I am beginning a personal project of converting an interpreter written in python into C. It is purely for learning purposes.

The first thing I have come across is trying to convert the following:

if __name__ == "__main__":
    if not argv[-1].endswith('.py'):
        ...

And I have done the following conversion thus far for the endswith method

#include <stdio.h>
#include <string.h>
#include <stdbool.h>

bool endswith(char* str, char* substr)
{
    // case1: one of the strings is empty
    if (!str || !substr) return false;

    char* start_of_substring = strstr(str, substr);

    // case2: not in substring
    if (!start_of_substring) return false;

    size_t length_of_string    = strlen(str);
    size_t length_of_substring = strlen(substr);
    size_t index_of_match      = start_of_substring - str;

    // case2: check if at end
    return (length_of_string == length_of_substring + index_of_match);

}

int main(int argc, char* argv[])
{
    char *last_arg = argv[argc-1];
    if (endswith(last_arg, ".py")) {
        // ...
    } 

}

Does this look like it's covering all the cases in an endswith, or am I missing some edge cases? If so, how can this be improved and such? Finally, this isn't a criticism but more a genuine question in writing a C application: is it common that writing C will require 5-10x more code than doing the same thing in python (or is that more because I'm a beginner and don't know how to do things properly?)

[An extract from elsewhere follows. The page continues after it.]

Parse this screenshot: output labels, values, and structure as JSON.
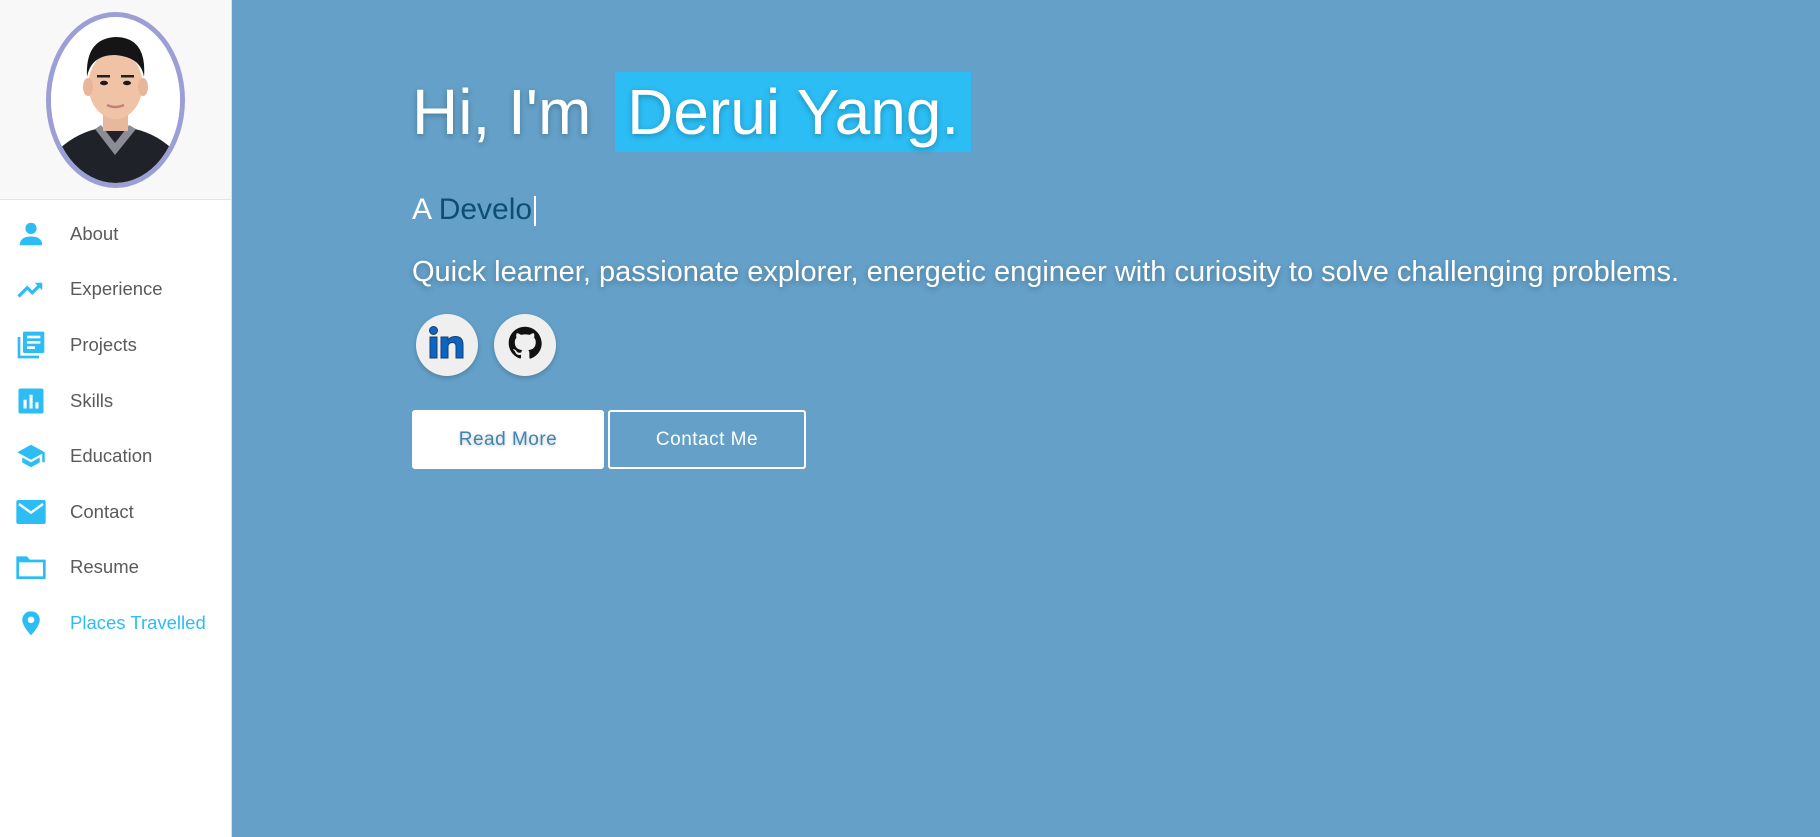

And related: https://codereview.stackexchange.com/questions/54722/determine-if-one-string-occurs-at-the-end-of-another/54724


Solution

  • Does this look like it's covering all the cases in an endswith, or am I missing some edge cases?

    You are missing at least the case where the substring appears twice or more, one of the appearances at the end.

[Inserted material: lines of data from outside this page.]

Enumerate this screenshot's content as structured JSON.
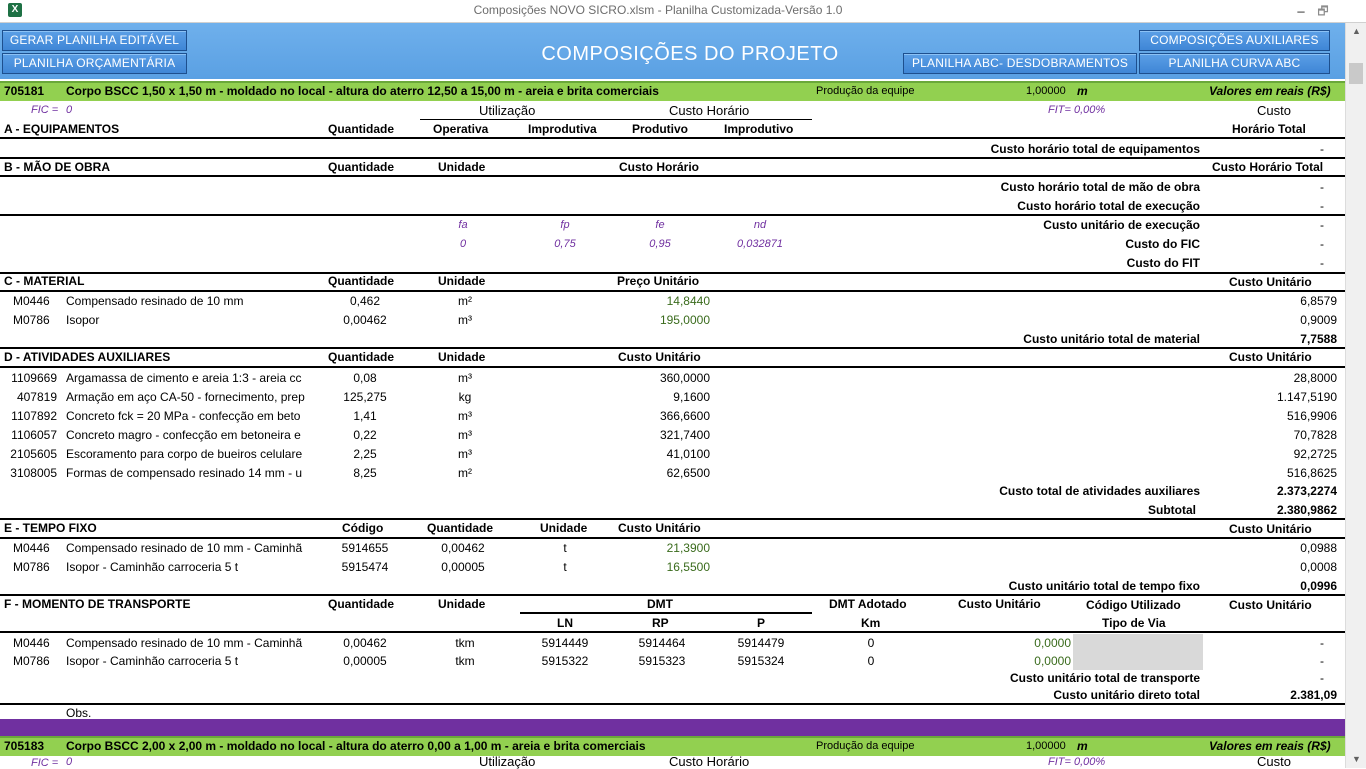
{
  "window": {
    "title": "Composições NOVO SICRO.xlsm  -  Planilha Customizada-Versão 1.0",
    "app_icon": "excel-icon",
    "buttons": {
      "minimize": "🗕",
      "restore": "🗗"
    }
  },
  "header": {
    "title": "COMPOSIÇÕES DO PROJETO",
    "btn_gerar": "GERAR PLANILHA EDITÁVEL",
    "btn_orcamentaria": "PLANILHA ORÇAMENTÁRIA",
    "btn_abc_desd": "PLANILHA ABC- DESDOBRAMENTOS",
    "btn_aux": "COMPOSIÇÕES AUXILIARES",
    "btn_curva": "PLANILHA CURVA ABC"
  },
  "comp1": {
    "code": "705181",
    "desc": "Corpo BSCC 1,50 x 1,50 m - moldado no local - altura do aterro 12,50 a 15,00 m - areia e brita comerciais",
    "prod_label": "Produção da equipe",
    "prod_value": "1,00000",
    "prod_unit": "m",
    "valores": "Valores em reais (R$)",
    "fic_label": "FIC =",
    "fic_value": "0",
    "fit_label": "FIT=  0,00%",
    "equip": {
      "title": "A - EQUIPAMENTOS",
      "quantidade": "Quantidade",
      "utilizacao": "Utilização",
      "custo_horario": "Custo Horário",
      "operativa": "Operativa",
      "improdutiva": "Improdutiva",
      "produtivo": "Produtivo",
      "improdutivo": "Improdutivo",
      "custo": "Custo",
      "horario_total": "Horário Total",
      "total_label": "Custo horário total de equipamentos",
      "total_value": "-"
    },
    "mao": {
      "title": "B - MÃO DE OBRA",
      "quantidade": "Quantidade",
      "unidade": "Unidade",
      "custo_horario": "Custo Horário",
      "custo_horario_total": "Custo Horário Total",
      "total_label": "Custo horário total de mão de obra",
      "total_value": "-",
      "exec_label": "Custo horário total de execução",
      "exec_value": "-"
    },
    "factors": {
      "fa": "fa",
      "fp": "fp",
      "fe": "fe",
      "nd": "nd",
      "fa_v": "0",
      "fp_v": "0,75",
      "fe_v": "0,95",
      "nd_v": "0,032871",
      "unit_exec_label": "Custo unitário de execução",
      "unit_exec_value": "-",
      "fic_cost_label": "Custo do FIC",
      "fic_cost_value": "-",
      "fit_cost_label": "Custo do FIT",
      "fit_cost_value": "-"
    },
    "material": {
      "title": "C - MATERIAL",
      "quantidade": "Quantidade",
      "unidade": "Unidade",
      "preco": "Preço Unitário",
      "custo": "Custo Unitário",
      "rows": [
        {
          "code": "M0446",
          "desc": "Compensado resinado de 10 mm",
          "qty": "0,462",
          "unit": "m²",
          "price": "14,8440",
          "cost": "6,8579"
        },
        {
          "code": "M0786",
          "desc": "Isopor",
          "qty": "0,00462",
          "unit": "m³",
          "price": "195,0000",
          "cost": "0,9009"
        }
      ],
      "total_label": "Custo unitário total de material",
      "total_value": "7,7588"
    },
    "aux": {
      "title": "D - ATIVIDADES AUXILIARES",
      "quantidade": "Quantidade",
      "unidade": "Unidade",
      "custo_unitario": "Custo Unitário",
      "custo": "Custo Unitário",
      "rows": [
        {
          "code": "1109669",
          "desc": "Argamassa de cimento e areia 1:3 - areia cc",
          "qty": "0,08",
          "unit": "m³",
          "price": "360,0000",
          "cost": "28,8000"
        },
        {
          "code": "407819",
          "desc": "Armação em aço CA-50 - fornecimento, prep",
          "qty": "125,275",
          "unit": "kg",
          "price": "9,1600",
          "cost": "1.147,5190"
        },
        {
          "code": "1107892",
          "desc": "Concreto fck = 20 MPa - confecção em beto",
          "qty": "1,41",
          "unit": "m³",
          "price": "366,6600",
          "cost": "516,9906"
        },
        {
          "code": "1106057",
          "desc": "Concreto magro - confecção em betoneira e",
          "qty": "0,22",
          "unit": "m³",
          "price": "321,7400",
          "cost": "70,7828"
        },
        {
          "code": "2105605",
          "desc": "Escoramento para corpo de bueiros celulare",
          "qty": "2,25",
          "unit": "m³",
          "price": "41,0100",
          "cost": "92,2725"
        },
        {
          "code": "3108005",
          "desc": "Formas de compensado resinado 14 mm - u",
          "qty": "8,25",
          "unit": "m²",
          "price": "62,6500",
          "cost": "516,8625"
        }
      ],
      "total_label": "Custo total de atividades auxiliares",
      "total_value": "2.373,2274",
      "subtotal_label": "Subtotal",
      "subtotal_value": "2.380,9862"
    },
    "tempo": {
      "title": "E - TEMPO FIXO",
      "codigo": "Código",
      "quantidade": "Quantidade",
      "unidade": "Unidade",
      "custo_unitario": "Custo Unitário",
      "custo": "Custo Unitário",
      "rows": [
        {
          "code": "M0446",
          "desc": "Compensado resinado de 10 mm - Caminhã",
          "cod": "5914655",
          "qty": "0,00462",
          "unit": "t",
          "price": "21,3900",
          "cost": "0,0988"
        },
        {
          "code": "M0786",
          "desc": "Isopor - Caminhão carroceria 5 t",
          "cod": "5915474",
          "qty": "0,00005",
          "unit": "t",
          "price": "16,5500",
          "cost": "0,0008"
        }
      ],
      "total_label": "Custo unitário total de tempo fixo",
      "total_value": "0,0996"
    },
    "transp": {
      "title": "F - MOMENTO DE TRANSPORTE",
      "quantidade": "Quantidade",
      "unidade": "Unidade",
      "dmt": "DMT",
      "ln": "LN",
      "rp": "RP",
      "p": "P",
      "dmt_adotado": "DMT Adotado",
      "km": "Km",
      "custo_unitario": "Custo Unitário",
      "codigo_utilizado": "Código Utilizado",
      "tipo_via": "Tipo de Via",
      "custo": "Custo Unitário",
      "rows": [
        {
          "code": "M0446",
          "desc": "Compensado resinado de 10 mm - Caminhã",
          "qty": "0,00462",
          "unit": "tkm",
          "ln": "5914449",
          "rp": "5914464",
          "p": "5914479",
          "dmt": "0",
          "price": "0,0000",
          "cost": "-"
        },
        {
          "code": "M0786",
          "desc": "Isopor - Caminhão carroceria 5 t",
          "qty": "0,00005",
          "unit": "tkm",
          "ln": "5915322",
          "rp": "5915323",
          "p": "5915324",
          "dmt": "0",
          "price": "0,0000",
          "cost": "-"
        }
      ],
      "total_label": "Custo unitário total de transporte",
      "total_value": "-",
      "direct_label": "Custo unitário direto total",
      "direct_value": "2.381,09"
    },
    "obs": "Obs."
  },
  "comp2": {
    "code": "705183",
    "desc": "Corpo BSCC 2,00 x 2,00 m - moldado no local - altura do aterro 0,00 a 1,00 m - areia e brita comerciais",
    "prod_label": "Produção da equipe",
    "prod_value": "1,00000",
    "prod_unit": "m",
    "valores": "Valores em reais (R$)",
    "fic_label": "FIC =",
    "fic_value": "0",
    "utilizacao": "Utilização",
    "custo_horario": "Custo Horário",
    "fit_label": "FIT=  0,00%",
    "custo": "Custo"
  }
}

    I wouldn't use strstr() for this. Instead, I would determine from the relative lengths of the two strings where in the main string to look, and then use strcmp(). Example:

    bool endswith(char* str, char* substr) {
        if (!str || !substr) return false;
    
        size_t length_of_string    = strlen(str);
        size_t length_of_substring = strlen(substr);
    
        if (length_of_substring > length_of_string) return false;
    
        return (strcmp(str + length_of_string - length_of_substring, substr) == 0);
    }
    

    With regard to that return statement: str + length_of_string - length_of_substring is equivalent to &str[length_of_string - length_of_substring] -- that is, a pointer to the first character of the trailing substring the same length the same length as substr. The strcmp function compares two C strings, returning an integer less than, equal to, or greater than zero depending on whether the first argument is lexicographically less than, equal to, or greater than the second. In particular, strcmp() returns 0 when its argument are equal, and this function returns the result of exactly such a test.

    is it common that writing C will require 5-10x more code than doing the same thing in python

    Python is a higher-level language than C, so it is common for C code for a task to be lengthier than Python code for the same task. Also, that C blocks are explcitly delimited makes C code a little longer than Python code. I'm not sure that 5-10x is a good estimate, though, and I think that in this case you're comparing apples to oranges. The code analogous to your Python code is simply

    int main(int argc, char* argv[]) {
        if (endswith(argv[argc-1], ".py")) {
            // ...
        } 
    }
    

    That C has no built-in endswith() function is a separate matter.